McCain and Bush have now both suffered a major embarrassment by failing to maintain the support of their party in the key vote. Democrats likewise were saddled with the knowledge that they voted to give the President more authority than his own party was comfortable accepting.

Late last night, Obama gave a lengthy address on the Senate florr in which he implored the parties to pass a revised bill. “There will be time to punish those who set this fire, but now is not the time to argue about how it got set, or did the neighbor sleep in his bed, or leave the stove on. Right now we want to put out that fire, and now’s the time for us to come together and do that.”?Echoing the tone of Franklin Delano Roosevelt’s famed fireside chats, Obama concluded his address, “Let us unite in banishing fear. Together we cannot fail. We cannot fail, not now, not tomorrow, not next year. This is a nation that’s faced down war and depression, great challenges and great threats.”
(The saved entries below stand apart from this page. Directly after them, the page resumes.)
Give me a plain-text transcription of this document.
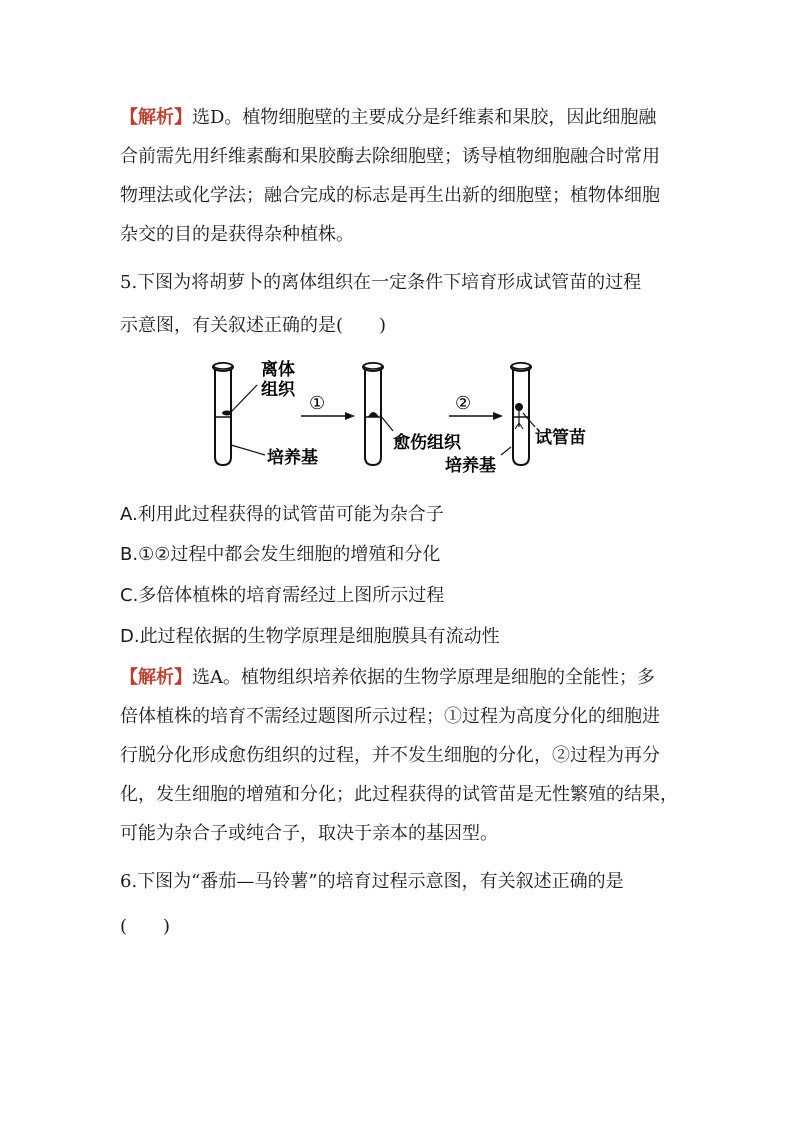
【解析】选D。植物细胞壁的主要成分是纤维素和果胶，因此细胞融
合前需先用纤维素酶和果胶酶去除细胞壁；诱导植物细胞融合时常用
物理法或化学法；融合完成的标志是再生出新的细胞壁；植物体细胞
杂交的目的是获得杂种植株。
5.下图为将胡萝卜的离体组织在一定条件下培育形成试管苗的过程
示意图，有关叙述正确的是(　　)
离体
组织
培养基
①
愈伤组织
②
试管苗
培养基
A.利用此过程获得的试管苗可能为杂合子
B.①②过程中都会发生细胞的增殖和分化
C.多倍体植株的培育需经过上图所示过程
D.此过程依据的生物学原理是细胞膜具有流动性
【解析】选A。植物组织培养依据的生物学原理是细胞的全能性；多
倍体植株的培育不需经过题图所示过程；①过程为高度分化的细胞进
行脱分化形成愈伤组织的过程，并不发生细胞的分化，②过程为再分
化，发生细胞的增殖和分化；此过程获得的试管苗是无性繁殖的结果，
可能为杂合子或纯合子，取决于亲本的基因型。
6.下图为“番茄—马铃薯”的培育过程示意图，有关叙述正确的是
(　　)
Now the Senate has sent the package back to the House with a few extra incentives built in, such as an increase in the FDIC’s deposit insurance limits, relief from the Alternative Minimum Tax, and renewable energy tax incentives. A new vote in the House will be scheduled, and the nation will wait to see whether twelve representatives can be swayed to change their votes or if opposition will remain firm. Party leaders will be exerting all the strength they can muster to ensure that the Treasury is granted the authority to act quickly and avoid further deepening of the current financial crisis. The volatility of the markets, with a record loss for the Dow on Monday followed on Tuesday by the index’s third largest gain ever, shows that the rhetoric of an impending financial meltdown may be a frighteningly accurate prognostication. What remains to be seen is whether the proposed intervention, if it is approved, can halt the momentum of a wide-scale credit freeze and the financial catastrophe it could cause.